Very good plus overall.
Price: $750.00
THE NEW SUN and HORIZON IS CALLING
"The feeling of friendship in our cell was so complete that I thought to myself, perhaps this is a sample of the future world."
Evoking the high-contrast minimalism of Frans Masereel's wordless graphic novels and anticipating the raw emotions of Art Spiegelman's MAUS, THE NEW SUN and HORIZON IS CALLING present a powerful story of resistance. Taro Yashima — the pen name of Jun Iwamatsu — was an antifascist artist and activist in Japan in the 1930s, when speaking out against the government could result in a jail sentence. Indeed, the majority of THE NEW SUN is Yashima's reflection on his and his wife Mitsu's time as political prisoners, including the mental and physical tortures they endured.

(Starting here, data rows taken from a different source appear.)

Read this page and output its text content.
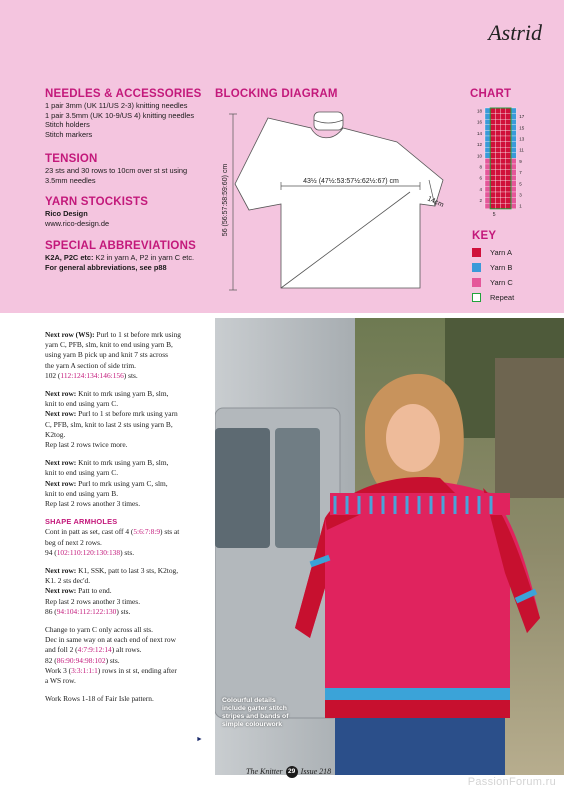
Astrid
NEEDLES & ACCESSORIES
1 pair 3mm (UK 11/US 2-3) knitting needles
1 pair 3.5mm (UK 10-9/US 4) knitting needles
Stitch holders
Stitch markers
TENSION
23 sts and 30 rows to 10cm over st st using
3.5mm needles
YARN STOCKISTS
Rico Design
www.rico-design.de
SPECIAL ABBREVIATIONS
K2A, P2C etc: K2 in yarn A, P2 in yarn C etc.
For general abbreviations, see p88
BLOCKING DIAGRAM
43½ (47½:53:57½:62½:67) cm
56 (56:57:58:59:60) cm	14cm
CHART
18
16
14
12
10
8
6
4
2
17
15
13
11
9
7
5
3
1
5
KEY
Yarn A
Yarn B
Yarn C
Repeat
Next row (WS): Purl to 1 st before mrk using
yarn C, PFB, slm, knit to end using yarn B,
using yarn B pick up and knit 7 sts across
the yarn A section of side trim.
102 (112:124:134:146:156) sts.
Next row: Knit to mrk using yarn B, slm,
knit to end using yarn C.
Next row: Purl to 1 st before mrk using yarn
C, PFB, slm, knit to last 2 sts using yarn B,
K2tog.
Rep last 2 rows twice more.
Next row: Knit to mrk using yarn B, slm,
knit to end using yarn C.
Next row: Purl to mrk using yarn C, slm,
knit to end using yarn B.
Rep last 2 rows another 3 times.
SHAPE ARMHOLES
Cont in patt as set, cast off 4 (5:6:7:8:9) sts at
beg of next 2 rows.
94 (102:110:120:130:138) sts.
Next row: K1, SSK, patt to last 3 sts, K2tog,
K1. 2 sts dec'd.
Next row: Patt to end.
Rep last 2 rows another 3 times.
86 (94:104:112:122:130) sts.
Change to yarn C only across all sts.
Dec in same way on at each end of next row
and foll 2 (4:7:9:12:14) alt rows.
82 (86:90:94:98:102) sts.
Work 3 (3:3:1:1:1) rows in st st, ending after
a WS row.
Work Rows 1-18 of Fair Isle pattern.
►
Colourful details
include garter stitch
stripes and bands of
simple colourwork
The Knitter 29 Issue 218
PassionForum.ru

Yashima was able to find humanity among his fellow prisoners and in his memories of his village friends; HORIZON IS CALLING features his continued hope for the future after his release from prison, even as Japan became increasingly militaristic. He and Mitsu eventually fled to the US, where the pair were hired by the government to create anti-war propaganda for a Japanese audience.
THE NEW SUN was also meant to function as anti-war literature, but for US readers. While many US books of the 1940s "presented the Japanese as an undifferentiated mass that mindlessly obeyed the dictates of their so-called god-emperor," Yashima offered a different perspective (Shibusawa, 264). THE NEW SUN, published as WWII raged on, was "meant to speed the war's end and to challenge American caricatures" of a homogenous Japanese people (Shibusawa, 258).
An important record of resistance in the still-developing format of the graphic novel — uncommon individually, and scarce as a set.
Read more: Naoko Shibusawa, "The Artist Belongs to the People: The Odyssey of Taro Yashima," Journal of Asian American Studies, vol. 8 no. 3.
The Object
New York: Henry Holt and Company, (1943), (1947). 8'' x 5.25''. Original grey cloth bindings. THE NEW SUN in original unclipped ($2.75) pictorial dust jacket, HORIZON IS CALLING in original price-clipped pictorial dust jacket. Illustrated throughout in black and white. 310; 276 pages. Dust jackets with some edgewear, spine of THE NEW SUN with some sunning. Bindings with mildly bumped spine ends; HORIZON IS CALLING with thin black lines to top and bottom of boards, most likely from former mylar sleeve. Clean and bright overall.